In conclusion, my car is SLAMMED. I would rate these Coilovers 8/10. I wish I would have brought this up earlier, but they had no instruction manual of any kind included. Anyways, I regret nothing. I love the way it looks, handles, and I think I got a great deal. This is a story for anyone in my shoes, wondering what to do next with their Chevy Cruze. I hope this story inspires someone to modify their car, because it was a lot of fun. I do recommend getting a professional's advice before doing anything, and maybe paying someone to do it, if you can afford it. I also wanted to give a special shoutout to my dad for helping us out when we needed it most, and to my friend Jake and his wife. They are currently expecting their second child, so I really appreciate Jake's wife letting me borrow him during a very important time in their lives.


----------



## JLL (Sep 12, 2017)

I'm sorry but I couldn't make it half way through your story. I have a short attention span so don't be offended.  Could you make a condensed version?


----------



## taxonly (Nov 23, 2021)

JLL said:


> I'm sorry but I couldn't make it half way through your story. I have a short attention span so don't be offended.  Could you make a condensed version?


Hey JLL,
It's a very long story to be honest but this is as condensed as I could make it without leaving out any details, the bottom 3 paragraphs sum up most of the problems I faced during the install, and it's probably the most entertaining part to be honest.


----------



## Hunterderjunge (Oct 11, 2021)

JLL said:


> I'm sorry but I couldn't make it half way through your story. I have a short attention span so don't be offended.  Could you make a condensed version?


Tl;dr

Had lots of issues figuring out what parts of the old suspension to re-use (mainly the hats), didn't have a lot of the right tools, got saved by a local exhaust shop, busted a Torx bit, and again got saved, this time by his old man.


----------



## PAChevyCruze (May 29, 2016)

Good to see you got them on! I need to get off my butt and do mine. 😄 🖖


----------



## taxonly (Nov 23, 2021)

PAChevyCruze said:


> Good to see you got them on! I need to get off my butt and do mine. 😄 🖖


hopefully you make better time


----------



## taxonly (Nov 23, 2021)

Hunterderjunge said:


> Tl;dr
> 
> Had lots of issues figuring out what parts of the old suspension to re-use (mainly the hats), didn't have a lot of the right tools, got saved by a local exhaust shop, busted a Torx bit, and again got saved, this time by his old man.


basically hahah


----------



## landrystephane92 (Jan 3, 2012)

So the only thing you have to say against five8 coilovers are the lack of instructions from my understanding?

Glad you got them on!


----------



## taxonly (Nov 23, 2021)

landrystephane92 said:


> So the only thing you have to say against five8 coilovers are the lack of instructions from my understanding?
> 
> Glad you got them on!


Exactly. I never included a rating so that's my fault! There were literally ZERO instructions included for the install. I guess they assume only professionals will be installing these. I'm still very happy with them overall!


----------



## landrystephane92 (Jan 3, 2012)

I looked for fun on their website and there's no real instructions or anything resembling instructions either. That's too bad, but at least the product seems quite nice.


----------



## landrystephane92 (Jan 3, 2012)

Do you have any picture pictures, I just partnered up with Five8 and will be getting their coil overs next week likely


----------



## PAChevyCruze (May 29, 2016)

taxonly said:


> Exactly. I never included a rating so that's my fault! There were literally ZERO instructions included for the install. I guess they assume only professionals will be installing these. I'm still very happy with them overall!

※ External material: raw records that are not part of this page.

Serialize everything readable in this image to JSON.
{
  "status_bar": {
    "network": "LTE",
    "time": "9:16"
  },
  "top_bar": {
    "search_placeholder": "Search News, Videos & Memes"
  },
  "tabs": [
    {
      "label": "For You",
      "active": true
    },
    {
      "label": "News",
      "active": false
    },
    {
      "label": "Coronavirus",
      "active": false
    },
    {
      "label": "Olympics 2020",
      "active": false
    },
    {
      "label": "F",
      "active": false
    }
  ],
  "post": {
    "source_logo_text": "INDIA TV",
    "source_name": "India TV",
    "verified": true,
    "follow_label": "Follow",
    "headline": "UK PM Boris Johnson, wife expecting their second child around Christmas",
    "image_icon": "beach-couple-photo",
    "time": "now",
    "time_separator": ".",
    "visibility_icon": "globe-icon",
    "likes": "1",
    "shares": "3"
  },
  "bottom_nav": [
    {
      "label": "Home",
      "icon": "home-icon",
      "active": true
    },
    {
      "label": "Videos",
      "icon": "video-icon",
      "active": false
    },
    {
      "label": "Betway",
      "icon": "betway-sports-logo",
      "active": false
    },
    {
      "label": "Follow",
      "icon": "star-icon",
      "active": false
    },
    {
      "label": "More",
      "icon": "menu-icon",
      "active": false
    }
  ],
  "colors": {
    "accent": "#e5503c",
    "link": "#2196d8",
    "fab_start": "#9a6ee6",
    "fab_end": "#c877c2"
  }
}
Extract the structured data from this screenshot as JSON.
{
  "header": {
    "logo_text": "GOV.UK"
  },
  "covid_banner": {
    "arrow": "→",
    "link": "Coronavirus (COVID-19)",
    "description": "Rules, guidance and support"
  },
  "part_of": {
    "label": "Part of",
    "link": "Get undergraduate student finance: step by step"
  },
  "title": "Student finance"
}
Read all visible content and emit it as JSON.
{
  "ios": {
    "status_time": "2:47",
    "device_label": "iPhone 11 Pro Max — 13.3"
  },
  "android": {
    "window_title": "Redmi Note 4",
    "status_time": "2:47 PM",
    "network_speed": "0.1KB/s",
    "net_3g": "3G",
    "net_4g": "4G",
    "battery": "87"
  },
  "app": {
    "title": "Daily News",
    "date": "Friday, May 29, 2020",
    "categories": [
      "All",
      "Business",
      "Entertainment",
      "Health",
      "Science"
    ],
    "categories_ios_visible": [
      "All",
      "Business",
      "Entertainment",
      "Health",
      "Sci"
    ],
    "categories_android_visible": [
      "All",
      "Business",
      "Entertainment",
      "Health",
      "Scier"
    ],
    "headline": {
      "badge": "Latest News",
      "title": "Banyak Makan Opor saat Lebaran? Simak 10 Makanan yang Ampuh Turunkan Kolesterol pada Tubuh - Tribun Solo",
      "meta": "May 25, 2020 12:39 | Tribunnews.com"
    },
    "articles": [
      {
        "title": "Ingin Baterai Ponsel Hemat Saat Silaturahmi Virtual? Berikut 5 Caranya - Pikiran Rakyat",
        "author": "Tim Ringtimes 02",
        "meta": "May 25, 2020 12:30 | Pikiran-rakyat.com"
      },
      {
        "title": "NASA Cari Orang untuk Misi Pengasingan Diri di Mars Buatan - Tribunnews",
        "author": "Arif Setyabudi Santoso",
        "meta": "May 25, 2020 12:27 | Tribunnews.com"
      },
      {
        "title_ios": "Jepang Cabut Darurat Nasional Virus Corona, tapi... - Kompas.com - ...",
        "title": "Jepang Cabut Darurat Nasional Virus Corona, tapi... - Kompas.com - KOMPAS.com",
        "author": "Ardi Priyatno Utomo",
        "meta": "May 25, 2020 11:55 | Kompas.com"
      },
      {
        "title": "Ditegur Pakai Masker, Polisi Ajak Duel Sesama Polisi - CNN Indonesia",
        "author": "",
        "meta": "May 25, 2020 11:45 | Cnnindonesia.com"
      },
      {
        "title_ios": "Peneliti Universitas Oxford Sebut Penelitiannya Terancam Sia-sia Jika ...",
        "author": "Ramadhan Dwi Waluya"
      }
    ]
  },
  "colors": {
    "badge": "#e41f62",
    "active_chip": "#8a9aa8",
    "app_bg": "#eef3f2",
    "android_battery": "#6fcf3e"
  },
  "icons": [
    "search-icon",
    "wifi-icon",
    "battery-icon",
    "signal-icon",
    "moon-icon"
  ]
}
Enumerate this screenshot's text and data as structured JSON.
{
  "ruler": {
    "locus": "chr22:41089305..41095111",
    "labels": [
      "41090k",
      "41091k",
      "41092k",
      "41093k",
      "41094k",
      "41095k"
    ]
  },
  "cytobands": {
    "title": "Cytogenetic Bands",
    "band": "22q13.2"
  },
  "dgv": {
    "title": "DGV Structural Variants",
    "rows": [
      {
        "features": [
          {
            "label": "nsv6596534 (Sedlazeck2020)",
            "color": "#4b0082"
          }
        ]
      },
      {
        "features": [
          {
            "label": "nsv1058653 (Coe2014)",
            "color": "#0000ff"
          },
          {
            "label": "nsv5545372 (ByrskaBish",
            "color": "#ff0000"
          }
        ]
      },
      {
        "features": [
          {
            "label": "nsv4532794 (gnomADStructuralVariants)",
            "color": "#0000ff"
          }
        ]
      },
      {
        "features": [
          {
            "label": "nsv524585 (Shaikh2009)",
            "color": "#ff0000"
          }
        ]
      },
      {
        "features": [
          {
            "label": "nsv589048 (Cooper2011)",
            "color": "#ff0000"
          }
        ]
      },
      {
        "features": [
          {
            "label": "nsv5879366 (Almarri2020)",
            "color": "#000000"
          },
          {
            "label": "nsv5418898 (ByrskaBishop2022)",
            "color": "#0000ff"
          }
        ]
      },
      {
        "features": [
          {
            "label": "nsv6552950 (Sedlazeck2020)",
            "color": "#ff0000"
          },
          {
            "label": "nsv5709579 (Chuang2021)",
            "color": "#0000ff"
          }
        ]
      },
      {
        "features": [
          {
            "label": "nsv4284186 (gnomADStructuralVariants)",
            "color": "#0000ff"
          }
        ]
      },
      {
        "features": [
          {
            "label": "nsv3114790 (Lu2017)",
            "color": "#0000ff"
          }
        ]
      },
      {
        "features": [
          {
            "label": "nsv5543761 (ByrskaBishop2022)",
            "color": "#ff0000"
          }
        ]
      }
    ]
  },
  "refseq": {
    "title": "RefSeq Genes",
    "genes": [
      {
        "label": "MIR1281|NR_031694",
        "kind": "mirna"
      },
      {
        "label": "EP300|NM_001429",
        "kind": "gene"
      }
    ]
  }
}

Yeah, the instructions are very basic. Tells you how to preload them and thats about it. I just went onto youtube and used my Haynes to get the other info like torque specs and such. 

Did you install the supplied adjustable end links?


----------



## taxonly (Nov 23, 2021)

PAChevyCruze said:


> Yeah, the instructions are very basic. Tells you how to preload them and thats about it. I just went onto youtube and used my Haynes to get the other info like torque specs and such.
> 
> Did you install the supplied adjustable end links?


yes!


----------



## PAChevyCruze (May 29, 2016)

taxonly said:


> yes!


Yeah, ya actually have to. Stock ones dont fit.

Also, how did you preload the rear springs? They show the front strut setting but nothing on the rears. Did you reuse the dust boot for the shock? I really dislike the lack of instructions. 🤷‍♂️ 🖖


----------



## landrystephane92 (Jan 3, 2012)

Could've you gone lower? What's the lowest you think you could've gone? Is there dampening adjustements?


----------



## taxonly (Nov 23, 2021)

landrystephane92 said:


> Could've you gone lower? What's the lowest you think you could've gone? Is there dampening adjustements?


I did a 3.5-inch drop, FRONT AND REAR. To answer your question, yes I could've gone lower. This is already too low. At this point my wheels are inside the wheel wells, completely tucket. Since I'm going to rally and track this car in the summer, this is starting to become an issue because I'm rubbing REALLY BAD when cornering. If you don't plan on tracking or rallying than my ride height, or lower is a good option. But I'm getting mine adjusted this week, I'm going to raise the front 1.5 inches.


----------



## landrystephane92 (Jan 3, 2012)

did you adjust them (height) prior to installing them, or you just told yourself that you'd adjust them after installion?

Also, is there any dampening adjustement?


----------



## taxonly (Nov 23, 2021)

landrystephane92 said:


> did you adjust them (height) prior to installing them, or you just told yourself that you'd adjust them after installion?
> 
> Also, is there any dampening adjustement?


yes


----------



## PAChevyCruze (May 29, 2016)

Taxonly, you dont have a pic of your back spring settings, do you?


----------



## taxonly (Nov 23, 2021)

PAChevyCruze said:


> Taxonly, you dont have a pic of your back spring settings, do you?


I don't have any pictures of the rear, it was pretty easy to install so i never took any pictures. I'll take a picture after class and post them on this thread. If you have any questions and want a faster response my IG is "taxonlyttv"


----------



## PAChevyCruze (May 29, 2016)

taxonly said:


> I don't have any pictures of the rear, it was pretty easy to install so i never took any pictures. I'll take a picture after class and post them on this thread. If you have any questions and want a faster response my IG is "taxonlyttv"


I adjusted the spring a little and it seems better. I just want to see where you have you spring and shock rings set in the back. Yours dont bounce a lot, does it? lol


----------